Fully Known...and Fully Loved

"Many Samaritans from that town believed in him because of the woman's testimony, 'He told me all that I ever did.' So when the Samaritans came to him, they asked him to stay with them, and he stayed there two days" (John 4:39-40).

I feel flabbergasted every time I read John 4 and encounter the enthusiasm over the Samaritan woman's line "He told me all that I ever did" (John 4:39). I would not be at all excited to meet a man who knew and could broadcast all the sordid details of my life! What was going through the Samaritans' minds as they rushed to see Jesus--and what was going through the infamous Samaritan woman's mind?

The whole account seems so strange. Jesus calls the woman out on her shady relationship history. She hardly seems to blink; she merely, swiftly, changes the subject from her seedy past to worship controversies. How was she feeling; what was she thinking? Ashamed? Too amazed and bewildered to feel embarrassed? Perplexed by all of His mysterious talk? A growing excitement and anticipation, a hope that there was something about this Man...could He, maybe, be...?

So she runs and tells the whole town that He exposed her.
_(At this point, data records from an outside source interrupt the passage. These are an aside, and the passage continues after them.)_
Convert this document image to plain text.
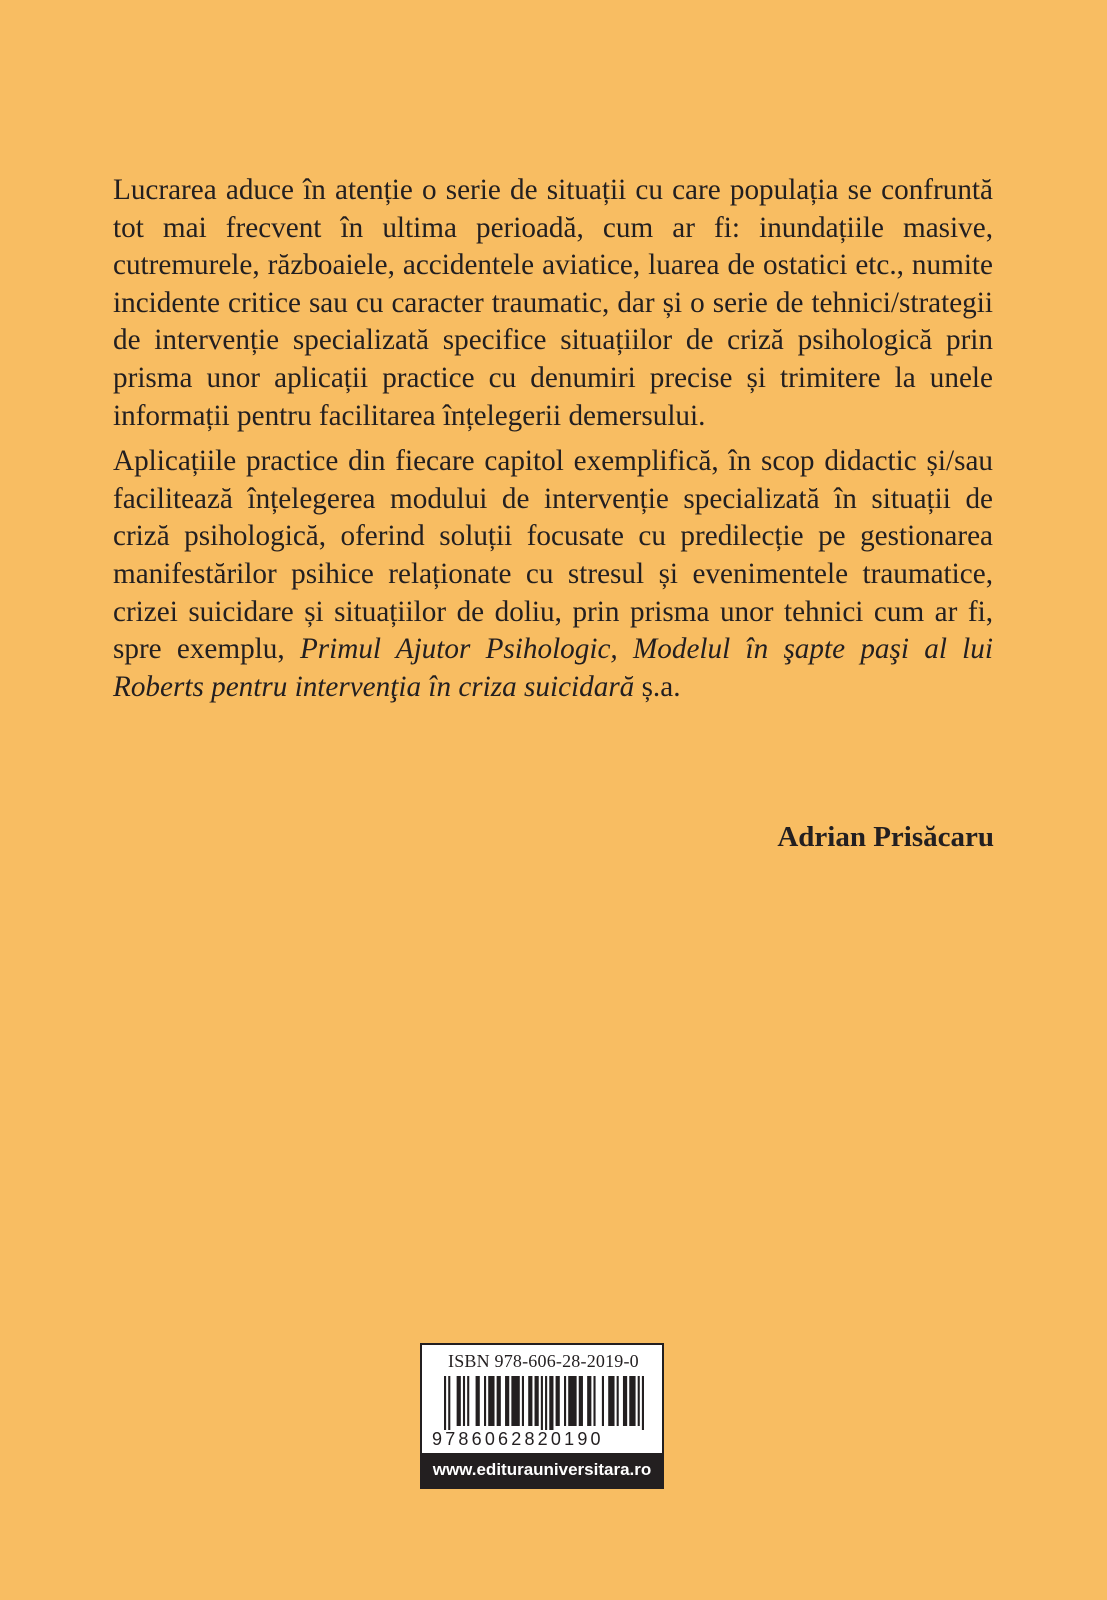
Lucrarea aduce în atenție o serie de situații cu care populația se confruntă tot mai frecvent în ultima perioadă, cum ar fi: inundațiile masive, cutremurele, războaiele, accidentele aviatice, luarea de ostatici etc., numite incidente critice sau cu caracter traumatic, dar și o serie de tehnici/strategii de intervenție specializată specifice situațiilor de criză psihologică prin prisma unor aplicații practice cu denumiri precise și trimitere la unele informații pentru facilitarea înțelegerii demersului.

Aplicațiile practice din fiecare capitol exemplifică, în scop didactic și/sau facilitează înțelegerea modului de intervenție specializată în situații de criză psihologică, oferind soluții focusate cu predilecție pe gestionarea manifestărilor psihice relaționate cu stresul și evenimentele traumatice, crizei suicidare și situațiilor de doliu, prin prisma unor tehnici cum ar fi, spre exemplu, Primul Ajutor Psihologic, Modelul în şapte paşi al lui Roberts pentru intervenţia în criza suicidară ș.a.

Adrian Prisăcaru
ISBN 978-606-28-2019-0
9786062820190
www.editurauniversitara.ro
Did they all already know her as the local whore? If she was ostracized, as I think I've heard in sermons but don't necessarily get just from this text, why would she want to tell the people who shunned and shamed her? Would there have been a kind of glory in knowing Him first, being the bearer of good news--that just having met and talked with Him and being branded as having more intimacy with Him than anyone else in town would somehow redeem her?

Why did the people care what she had to say? If her reputation was already well-known, how would it be so impressive if Jesus knew the details? I guess maybe because He was a Jew, so just because all the Samaritans knew about her, doesn't mean He would ever have talked to them to find out.
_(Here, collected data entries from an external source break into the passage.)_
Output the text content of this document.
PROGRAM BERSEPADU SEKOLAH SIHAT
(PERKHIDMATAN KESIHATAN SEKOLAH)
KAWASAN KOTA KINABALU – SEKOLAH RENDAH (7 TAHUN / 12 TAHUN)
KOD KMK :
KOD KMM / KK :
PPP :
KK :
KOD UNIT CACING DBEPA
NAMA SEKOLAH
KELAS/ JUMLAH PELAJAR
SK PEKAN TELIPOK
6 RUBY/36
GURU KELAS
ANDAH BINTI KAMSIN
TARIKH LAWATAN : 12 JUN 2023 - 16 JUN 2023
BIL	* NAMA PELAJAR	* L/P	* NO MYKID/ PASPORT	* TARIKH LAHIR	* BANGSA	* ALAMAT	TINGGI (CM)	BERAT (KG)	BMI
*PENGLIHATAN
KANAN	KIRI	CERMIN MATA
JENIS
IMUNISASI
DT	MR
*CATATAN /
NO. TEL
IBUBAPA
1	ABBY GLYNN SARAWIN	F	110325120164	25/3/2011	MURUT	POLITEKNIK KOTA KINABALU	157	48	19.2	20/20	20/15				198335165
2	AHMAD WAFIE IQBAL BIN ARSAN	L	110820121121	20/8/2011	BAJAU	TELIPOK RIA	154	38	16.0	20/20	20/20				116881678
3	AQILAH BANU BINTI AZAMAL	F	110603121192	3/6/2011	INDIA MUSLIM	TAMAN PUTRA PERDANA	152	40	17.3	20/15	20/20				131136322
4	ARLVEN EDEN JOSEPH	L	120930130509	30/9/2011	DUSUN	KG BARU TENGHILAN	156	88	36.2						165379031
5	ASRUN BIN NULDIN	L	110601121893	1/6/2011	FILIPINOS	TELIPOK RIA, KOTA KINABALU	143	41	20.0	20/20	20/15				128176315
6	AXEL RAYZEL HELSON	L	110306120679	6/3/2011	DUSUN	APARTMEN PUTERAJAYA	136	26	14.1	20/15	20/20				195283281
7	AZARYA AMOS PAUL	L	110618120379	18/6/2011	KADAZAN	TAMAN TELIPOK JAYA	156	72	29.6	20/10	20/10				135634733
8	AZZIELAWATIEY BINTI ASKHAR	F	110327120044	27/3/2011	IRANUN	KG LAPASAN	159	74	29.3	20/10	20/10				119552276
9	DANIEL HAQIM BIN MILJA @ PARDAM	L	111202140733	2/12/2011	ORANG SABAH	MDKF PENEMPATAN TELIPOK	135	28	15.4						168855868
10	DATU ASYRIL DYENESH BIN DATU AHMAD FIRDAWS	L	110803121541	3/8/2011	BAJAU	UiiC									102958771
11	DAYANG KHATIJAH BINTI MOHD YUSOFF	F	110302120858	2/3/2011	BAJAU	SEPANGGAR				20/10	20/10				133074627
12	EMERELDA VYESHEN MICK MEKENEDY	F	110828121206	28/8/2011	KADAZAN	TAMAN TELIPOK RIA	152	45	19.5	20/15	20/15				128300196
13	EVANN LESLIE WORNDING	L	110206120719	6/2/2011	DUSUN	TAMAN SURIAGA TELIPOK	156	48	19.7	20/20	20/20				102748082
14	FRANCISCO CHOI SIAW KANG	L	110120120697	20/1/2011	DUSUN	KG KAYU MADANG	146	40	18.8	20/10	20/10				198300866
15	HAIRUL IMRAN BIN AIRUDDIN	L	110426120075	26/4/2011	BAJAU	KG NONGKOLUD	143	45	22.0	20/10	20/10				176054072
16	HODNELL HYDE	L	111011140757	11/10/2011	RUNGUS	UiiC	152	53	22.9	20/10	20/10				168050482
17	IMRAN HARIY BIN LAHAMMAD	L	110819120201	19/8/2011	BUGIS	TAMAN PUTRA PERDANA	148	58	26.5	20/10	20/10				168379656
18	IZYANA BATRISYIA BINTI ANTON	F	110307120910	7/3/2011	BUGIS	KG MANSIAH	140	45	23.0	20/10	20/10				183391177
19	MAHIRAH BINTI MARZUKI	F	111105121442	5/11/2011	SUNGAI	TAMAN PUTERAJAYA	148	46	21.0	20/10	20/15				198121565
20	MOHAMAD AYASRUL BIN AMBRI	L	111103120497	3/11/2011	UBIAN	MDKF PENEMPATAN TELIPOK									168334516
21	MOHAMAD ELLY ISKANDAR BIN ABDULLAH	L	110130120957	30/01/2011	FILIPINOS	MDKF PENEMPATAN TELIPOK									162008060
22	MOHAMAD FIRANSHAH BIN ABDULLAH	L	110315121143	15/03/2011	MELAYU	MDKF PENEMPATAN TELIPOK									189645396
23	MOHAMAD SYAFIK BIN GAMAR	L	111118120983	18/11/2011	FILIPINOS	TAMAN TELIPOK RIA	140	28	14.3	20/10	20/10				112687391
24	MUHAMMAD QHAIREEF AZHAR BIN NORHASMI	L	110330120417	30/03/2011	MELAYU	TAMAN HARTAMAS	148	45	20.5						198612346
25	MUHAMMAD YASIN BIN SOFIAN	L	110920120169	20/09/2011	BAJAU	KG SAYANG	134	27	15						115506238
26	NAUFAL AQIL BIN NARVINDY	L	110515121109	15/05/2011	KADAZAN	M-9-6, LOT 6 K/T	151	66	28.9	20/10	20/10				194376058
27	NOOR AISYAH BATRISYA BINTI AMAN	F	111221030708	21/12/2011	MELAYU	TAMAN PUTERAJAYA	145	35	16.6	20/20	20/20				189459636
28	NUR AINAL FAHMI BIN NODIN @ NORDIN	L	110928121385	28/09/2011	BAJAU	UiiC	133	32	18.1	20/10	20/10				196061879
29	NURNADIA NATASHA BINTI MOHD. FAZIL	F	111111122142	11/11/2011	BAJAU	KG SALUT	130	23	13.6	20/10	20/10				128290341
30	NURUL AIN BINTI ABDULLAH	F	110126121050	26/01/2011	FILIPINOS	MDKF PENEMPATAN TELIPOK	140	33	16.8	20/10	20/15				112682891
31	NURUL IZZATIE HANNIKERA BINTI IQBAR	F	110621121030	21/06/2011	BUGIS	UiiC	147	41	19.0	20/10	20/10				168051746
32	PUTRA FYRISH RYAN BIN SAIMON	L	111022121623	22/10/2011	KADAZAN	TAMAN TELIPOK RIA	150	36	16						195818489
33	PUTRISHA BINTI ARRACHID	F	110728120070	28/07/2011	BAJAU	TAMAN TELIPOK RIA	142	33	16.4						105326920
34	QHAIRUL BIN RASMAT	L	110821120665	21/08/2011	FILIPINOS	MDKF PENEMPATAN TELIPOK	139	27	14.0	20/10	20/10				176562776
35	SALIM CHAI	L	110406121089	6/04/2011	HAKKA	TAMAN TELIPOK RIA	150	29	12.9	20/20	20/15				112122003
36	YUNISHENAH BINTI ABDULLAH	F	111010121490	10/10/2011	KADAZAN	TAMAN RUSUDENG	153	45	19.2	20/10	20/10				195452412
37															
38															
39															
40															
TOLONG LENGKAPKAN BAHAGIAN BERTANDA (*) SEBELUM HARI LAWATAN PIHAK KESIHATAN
"He told me all that I ever did." A strange testimony. But what else could she have said that would convince them, capture their attention and their curiosity, draw them to Him? "I met a guy who says He is the Messiah!"--so what? Hadn't they heard that line before? Any crackpot can make such a claim, unsubstantiated. His prophetic knowledge of the woman's life would give him credibility.

So she celebrates that she is known. Announces it to the world. And the people flock. Do they, too, really want to be known?

There is one thing that would change my statement, "I would not be excited to meet a man who knew all the sordid details of my life." Simply add four words: "...and loved me anyway."

Is it true that we all want to be fully, deeply KNOWN? Perhaps, but half-true. I think we want to be known and loved. What good is being known if the knowledge makes a person turn away, repulsed?

But this Jesus...He knows, and loves. He knows, and invites. He knows, and has compassion.

That is the gospel.  

"God demonstrates his own love for us in this; while we were still sinners, Christ died for us."  

"In love he predestined us for adoption as sons through Jesus Christ..."

"Come, see a man who told me all that I ever did." Jesus knew every deed, every thought, every motive of my heart. Further, he interpreted all these in light of ultimate truth; He told me all that I REALLY did: how I loved my own glory and robbed God of His. How sins that I thought were "no big deal" led to the shameful slaughter of God's Son. He told me all this...and yet He loved me. Chose me. Called me. Adopted me. Betrothed me to Himself. Redeemed me. Freed me.
No one knows our hearts better than you, Father; and you search our hearts to care for us, not chide us; to deliver us, not shame us; to parent us, not embarrass us. You’ve never surprised at what you find. There’s no search and discovery; there’s kindness and engagement.

You know the best and worse about us—our fears and our foolishness; our struggles with sin and our standing in Christ. You know us better than anyone could and you love us more than anyone would.
(Scotty Smith, "A Prayer for Days When You Don't Feel Like Praying")
Known fully. And loved perfectly. Good news.

2 comments:

zoanna said...

This is perhaps your best post ever. It resonates with me over and over. Fully known and fully loved. Only Jesus can do that and so he is the only one I have never feared to be completely
known by.

Sandra Leigh said...

thanks for writing this, Amy. I am printing it and sharing it with my small group tonight.